Figure 4: Indices of agricultural production by main FM (in comparable
prices; as a percentage of the previous year)
Compiled by the author based on official statistics (Ministry of Agriculture of the Russian Federation 2021)
It should also be noted that the indices of agricultural production in IF among the general trends are significantly inferior to AO and AE. However, the general nature of the “wave-like” dynamics of agricultural production indices remains stable for AE and AO (Maksimova et al. 2020).

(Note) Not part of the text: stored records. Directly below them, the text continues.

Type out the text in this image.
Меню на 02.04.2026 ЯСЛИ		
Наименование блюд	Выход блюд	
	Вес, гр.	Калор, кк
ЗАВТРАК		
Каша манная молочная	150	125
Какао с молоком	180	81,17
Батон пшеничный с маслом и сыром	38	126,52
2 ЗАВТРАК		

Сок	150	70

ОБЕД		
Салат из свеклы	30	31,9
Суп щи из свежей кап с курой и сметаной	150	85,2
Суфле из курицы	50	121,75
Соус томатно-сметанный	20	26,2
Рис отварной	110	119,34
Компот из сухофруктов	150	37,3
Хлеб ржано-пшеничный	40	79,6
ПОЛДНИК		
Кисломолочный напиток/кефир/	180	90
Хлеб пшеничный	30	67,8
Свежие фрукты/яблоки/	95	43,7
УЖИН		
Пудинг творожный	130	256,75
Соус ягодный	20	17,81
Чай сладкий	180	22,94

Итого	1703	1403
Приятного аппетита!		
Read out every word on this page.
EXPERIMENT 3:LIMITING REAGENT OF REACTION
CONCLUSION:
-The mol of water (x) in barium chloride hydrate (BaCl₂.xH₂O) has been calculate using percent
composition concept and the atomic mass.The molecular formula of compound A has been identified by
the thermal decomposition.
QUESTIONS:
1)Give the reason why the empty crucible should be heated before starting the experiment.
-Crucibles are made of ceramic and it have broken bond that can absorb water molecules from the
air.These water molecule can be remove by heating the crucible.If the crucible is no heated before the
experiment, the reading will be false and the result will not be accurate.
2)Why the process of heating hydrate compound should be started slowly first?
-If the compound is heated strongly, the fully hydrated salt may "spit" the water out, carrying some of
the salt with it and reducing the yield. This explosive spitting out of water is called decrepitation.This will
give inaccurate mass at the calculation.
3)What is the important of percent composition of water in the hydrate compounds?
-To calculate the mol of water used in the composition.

Thus, following the results of decades of market transformation, the problems in the system of agrarian relations are stable, which remain obvious internal challenges for the development of a long-term economic policy for further transformations in this area of the economy:
– firstly, it is the lack of unified approaches to identifying the essential characteristics of FM, in general, and determining their unified typology;
– secondly, these are obvious trends in the consolidation of FM into whole integration associations, which are still not considered by official statistics, and it becomes difficult to carry out a comprehensive analysis of the volumes and production structure of functioning “de facto” agricultural holdings;
– thirdly, the output volumes and their dynamics prevail among agricultural organizations, which is logical to consider as indirect signs of a stable concentration of agricultural production.
A significant feature of recent years is the degree of influence of exogenous factors on the development of the entire agricultural sector of the national economy as a whole, and individual processes of transformation of economic entities. This is also manifested in the constant change of the internal institutional environment, since state institutions react quite quickly to many external factors, constantly developing, changing, and improving both the instruments of state support and dialectically changing the instruments of regulation.
Therewith, despite the obvious “signals” about the priority attention “from above” to large market players, there is hope that external shocks as a protracted process of a global pandemic can have a positive effect on the sustainable development of SFM. This is primarily due to increased consumer demands for farm products to maintain and preserve the quality of life. Hence, it can be assumed that the vector of attention will shift to SFM not only from consumers but also from state institutions, ensuring a balance of interests between small and large FM in the long-term period of development while maintaining the dominant position of large farms (Uzun 2020; Maksimova et al. 2020).
CONCLUSION
The findings of the present study suggests that when developing a long-term economic policy for the further transformation of the main economic entities, the forecast of the following scenario modeling options is logical: a conservative scenario that assumes further concentration and oligopolization in the agricultural sector of the national economy; the basic scenario, according to which the existing proportions in the structure of agricultural production are maintained by large and small FM, which, in general, currently ensure the fulfillment of the main targets for food security; the optimistic scenario assumes that the combination of the phenomenon of the impact of the global pandemic with the improvement of state support tools for SFM will increase the level of competitiveness in the production of agricultural products.
Conflict of Interests: Authors declare no conflict of interests to disclose.